Once again we hear from musician Michael Franti about his trip to Iraq in 2004. Today he talks about what the peace movement here in the U.S.


AL: Do you think there is a peace movement in the U.S.?
MF:
Of course, yea. There's been an anti-war movement since before the war. One of the things that is disturbing to me is that the Bush Administration has said 'you're either with us or against us.' But now it's like 'you're either with us or you're irrelevant.' That's what they say to the UN, that what they say to other nations and Cindy Sheehan and millions of other people that are outspoken against the war. But I believe that as time goes on and we begin to see the futility, and our nation begins to get ffected by it economically that resistance against the war continues and grows and takes shape in the form of voting and eventually the war will end, I can see it on the horizon.


AL: I don't think the peace movement gets much coverage here. You travel around and see it and are a part of it. How would you explain the nature and the extent of the movement to someone sitting in Topeka watching Fox News?
MF:
It's very difficult for people in the peace movement to find access to getting their message out because mainstream media has become such a mouthpiece for the government. It's like they take their feeds straight off the wire and read them, not even thinking, not even questioning, Is there any truth in this? And investigate journalism has been totally squashed. So, its a difficult task, but I'm encouraged by the fact that today the war is polling 35% in support, 65 against. And it isn't because Bush or the media has changed their tune, it's because people have talked about it at their dinner tables at home or their water coolers at work, sometimes they made silly signs and walked out into the streets. And just by that, we've been able to change the tenor of this country, and I think its just a matter of time before candidates realize that and begin to run with an endplan in mind. And I don't see this as a partisan issue. I don't think its about Republican Democrat because I see people on both sides of the aisle waking up to it, and I see people in the military waking up to it too. It's just a matter of is this the direction we want our country to go in? Are we really make ourselves safer by building up this much hatred towards America? And it's not that people hate the American way of life. The love our way of life, they'd like to have it themselves. But what American foreign policy is doing to their lives is having real affects in a negative way in their countries.

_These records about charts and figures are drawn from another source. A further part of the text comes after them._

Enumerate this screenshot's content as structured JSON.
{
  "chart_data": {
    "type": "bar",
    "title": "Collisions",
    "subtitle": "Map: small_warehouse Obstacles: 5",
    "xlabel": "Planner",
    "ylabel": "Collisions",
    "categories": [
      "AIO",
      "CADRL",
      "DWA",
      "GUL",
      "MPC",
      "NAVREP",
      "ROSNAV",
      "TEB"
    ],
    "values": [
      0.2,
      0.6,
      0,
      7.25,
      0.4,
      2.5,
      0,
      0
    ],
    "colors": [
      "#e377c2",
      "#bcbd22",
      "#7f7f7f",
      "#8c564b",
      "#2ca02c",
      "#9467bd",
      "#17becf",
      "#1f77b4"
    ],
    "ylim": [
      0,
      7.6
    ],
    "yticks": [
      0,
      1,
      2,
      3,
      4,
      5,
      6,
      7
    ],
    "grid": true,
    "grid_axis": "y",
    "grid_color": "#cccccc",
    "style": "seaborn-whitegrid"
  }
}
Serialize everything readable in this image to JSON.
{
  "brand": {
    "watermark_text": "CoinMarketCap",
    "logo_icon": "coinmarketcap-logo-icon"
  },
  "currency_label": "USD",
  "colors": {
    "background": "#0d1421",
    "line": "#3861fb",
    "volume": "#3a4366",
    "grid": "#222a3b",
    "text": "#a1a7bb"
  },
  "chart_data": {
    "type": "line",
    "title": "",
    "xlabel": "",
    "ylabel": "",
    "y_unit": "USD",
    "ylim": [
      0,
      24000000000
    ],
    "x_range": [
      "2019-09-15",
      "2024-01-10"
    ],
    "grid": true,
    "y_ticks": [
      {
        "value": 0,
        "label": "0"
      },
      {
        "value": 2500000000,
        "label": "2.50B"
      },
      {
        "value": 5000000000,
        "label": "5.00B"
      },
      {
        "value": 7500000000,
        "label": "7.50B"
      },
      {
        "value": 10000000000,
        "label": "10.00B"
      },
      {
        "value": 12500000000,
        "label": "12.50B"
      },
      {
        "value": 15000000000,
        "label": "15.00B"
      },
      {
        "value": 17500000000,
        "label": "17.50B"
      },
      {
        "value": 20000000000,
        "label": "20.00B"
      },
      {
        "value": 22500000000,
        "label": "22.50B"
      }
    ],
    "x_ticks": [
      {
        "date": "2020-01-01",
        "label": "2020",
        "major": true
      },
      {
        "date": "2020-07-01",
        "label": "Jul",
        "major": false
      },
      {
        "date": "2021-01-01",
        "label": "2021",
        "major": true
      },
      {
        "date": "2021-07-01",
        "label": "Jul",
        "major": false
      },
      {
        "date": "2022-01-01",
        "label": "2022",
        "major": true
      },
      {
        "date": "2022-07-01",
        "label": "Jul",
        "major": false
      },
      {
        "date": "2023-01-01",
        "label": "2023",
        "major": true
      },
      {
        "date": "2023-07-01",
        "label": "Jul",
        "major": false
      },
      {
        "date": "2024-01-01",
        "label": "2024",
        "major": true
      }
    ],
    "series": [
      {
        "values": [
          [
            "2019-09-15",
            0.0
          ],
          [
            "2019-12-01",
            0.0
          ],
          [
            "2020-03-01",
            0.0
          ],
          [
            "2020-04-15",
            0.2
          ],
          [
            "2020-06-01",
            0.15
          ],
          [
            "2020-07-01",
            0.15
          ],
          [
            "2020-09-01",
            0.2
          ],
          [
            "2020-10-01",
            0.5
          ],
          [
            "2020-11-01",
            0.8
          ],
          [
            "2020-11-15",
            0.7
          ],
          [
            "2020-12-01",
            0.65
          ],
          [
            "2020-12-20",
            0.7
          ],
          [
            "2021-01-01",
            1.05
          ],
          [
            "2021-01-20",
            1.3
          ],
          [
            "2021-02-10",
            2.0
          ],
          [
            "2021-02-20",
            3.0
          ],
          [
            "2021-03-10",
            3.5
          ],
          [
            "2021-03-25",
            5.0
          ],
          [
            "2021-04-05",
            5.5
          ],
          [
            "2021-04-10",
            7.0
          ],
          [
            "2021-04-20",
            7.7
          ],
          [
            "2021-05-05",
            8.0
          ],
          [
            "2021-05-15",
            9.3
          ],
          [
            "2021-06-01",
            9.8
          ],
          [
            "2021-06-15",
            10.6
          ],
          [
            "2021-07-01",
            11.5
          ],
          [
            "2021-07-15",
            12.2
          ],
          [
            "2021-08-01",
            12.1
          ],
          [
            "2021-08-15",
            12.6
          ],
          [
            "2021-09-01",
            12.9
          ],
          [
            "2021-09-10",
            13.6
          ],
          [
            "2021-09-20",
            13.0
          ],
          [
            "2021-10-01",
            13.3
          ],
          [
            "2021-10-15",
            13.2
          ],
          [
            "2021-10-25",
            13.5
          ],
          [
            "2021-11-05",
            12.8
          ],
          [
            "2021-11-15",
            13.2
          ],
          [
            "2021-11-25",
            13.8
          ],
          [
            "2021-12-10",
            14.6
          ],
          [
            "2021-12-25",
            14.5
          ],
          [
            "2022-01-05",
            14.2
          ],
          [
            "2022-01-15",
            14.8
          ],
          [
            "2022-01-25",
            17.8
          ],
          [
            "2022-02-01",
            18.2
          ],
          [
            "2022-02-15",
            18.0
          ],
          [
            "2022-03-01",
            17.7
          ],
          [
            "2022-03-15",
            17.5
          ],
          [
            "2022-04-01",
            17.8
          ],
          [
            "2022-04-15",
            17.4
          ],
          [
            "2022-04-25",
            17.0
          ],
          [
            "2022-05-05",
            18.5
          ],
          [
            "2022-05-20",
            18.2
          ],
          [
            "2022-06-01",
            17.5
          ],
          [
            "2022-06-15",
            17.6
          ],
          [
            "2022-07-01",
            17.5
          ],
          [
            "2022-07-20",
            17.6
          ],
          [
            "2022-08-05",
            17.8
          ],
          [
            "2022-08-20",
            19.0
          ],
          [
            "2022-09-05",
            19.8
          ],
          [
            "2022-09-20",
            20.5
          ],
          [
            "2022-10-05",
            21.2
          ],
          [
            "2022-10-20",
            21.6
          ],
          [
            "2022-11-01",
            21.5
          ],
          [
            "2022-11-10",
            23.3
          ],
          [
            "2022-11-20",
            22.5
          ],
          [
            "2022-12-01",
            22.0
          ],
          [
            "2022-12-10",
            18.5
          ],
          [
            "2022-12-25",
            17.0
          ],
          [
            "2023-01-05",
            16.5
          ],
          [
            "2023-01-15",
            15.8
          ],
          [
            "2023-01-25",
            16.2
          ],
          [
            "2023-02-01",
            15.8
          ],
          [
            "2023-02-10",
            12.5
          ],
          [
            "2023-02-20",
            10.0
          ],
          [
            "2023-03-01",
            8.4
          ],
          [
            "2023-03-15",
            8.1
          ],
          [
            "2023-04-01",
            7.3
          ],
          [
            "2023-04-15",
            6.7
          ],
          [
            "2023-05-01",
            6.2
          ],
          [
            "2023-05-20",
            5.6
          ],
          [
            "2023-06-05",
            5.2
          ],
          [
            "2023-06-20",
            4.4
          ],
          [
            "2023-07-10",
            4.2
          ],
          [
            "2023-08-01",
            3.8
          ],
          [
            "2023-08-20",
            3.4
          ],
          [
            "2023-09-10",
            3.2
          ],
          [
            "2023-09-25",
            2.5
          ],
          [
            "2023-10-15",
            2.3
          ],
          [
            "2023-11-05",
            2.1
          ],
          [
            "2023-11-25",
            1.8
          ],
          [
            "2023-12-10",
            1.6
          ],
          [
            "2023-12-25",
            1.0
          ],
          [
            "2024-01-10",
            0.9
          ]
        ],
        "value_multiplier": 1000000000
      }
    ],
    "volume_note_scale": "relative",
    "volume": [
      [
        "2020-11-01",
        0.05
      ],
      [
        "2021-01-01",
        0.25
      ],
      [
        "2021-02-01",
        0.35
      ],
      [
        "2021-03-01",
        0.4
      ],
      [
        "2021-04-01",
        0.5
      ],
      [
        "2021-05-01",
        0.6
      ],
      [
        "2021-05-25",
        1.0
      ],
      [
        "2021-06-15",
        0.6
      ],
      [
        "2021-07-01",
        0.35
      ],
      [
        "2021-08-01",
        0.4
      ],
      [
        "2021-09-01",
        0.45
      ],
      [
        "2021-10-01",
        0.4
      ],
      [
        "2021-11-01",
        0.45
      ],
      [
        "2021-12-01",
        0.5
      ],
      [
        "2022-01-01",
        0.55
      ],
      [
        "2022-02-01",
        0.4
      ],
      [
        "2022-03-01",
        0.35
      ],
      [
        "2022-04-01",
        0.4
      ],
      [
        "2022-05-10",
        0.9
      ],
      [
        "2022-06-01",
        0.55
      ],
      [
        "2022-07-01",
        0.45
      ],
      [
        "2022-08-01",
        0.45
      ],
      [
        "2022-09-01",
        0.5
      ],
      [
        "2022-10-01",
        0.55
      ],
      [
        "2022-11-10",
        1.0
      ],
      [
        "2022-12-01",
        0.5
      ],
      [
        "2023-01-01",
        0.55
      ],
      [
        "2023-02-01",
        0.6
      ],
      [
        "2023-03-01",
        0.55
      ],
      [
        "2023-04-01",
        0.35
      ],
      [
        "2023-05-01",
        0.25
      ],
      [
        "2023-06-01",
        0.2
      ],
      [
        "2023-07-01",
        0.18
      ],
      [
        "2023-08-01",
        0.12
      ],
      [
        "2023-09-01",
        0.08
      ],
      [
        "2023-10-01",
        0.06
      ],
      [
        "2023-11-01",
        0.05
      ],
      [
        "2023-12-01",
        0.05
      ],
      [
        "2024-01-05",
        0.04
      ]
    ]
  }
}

AL: If I can get you to brag a bit, what do you see your role being in this movement?
MF:
Well, my role is a humble role. It's just as another voice. In making this film and this music I hope to take whatever light is shined on me and reflect it on to something that needs more light shined on it. I also hope that when people see the film, they see that its just a small group of people who wanted to see something different and show it to the world and we just picked up our home videocameras and we went and did it. I hope that encourages other people to do the same. Not only in terms of the war but in terms of what ever issues you find in the world or in your community that are important to you to pick up your camera, pick up your pen and paper, pick up your paint or your guitar and tell people about it.


AL: Are there any individuals you look to for leadership or inspiration?
MF:
I'm inspired everyday just by people in the street, everywhere I go and no matter what country I'm in, I meet people that are doing amazing things under very adverse circumstances and those are the people I find to be my heroes.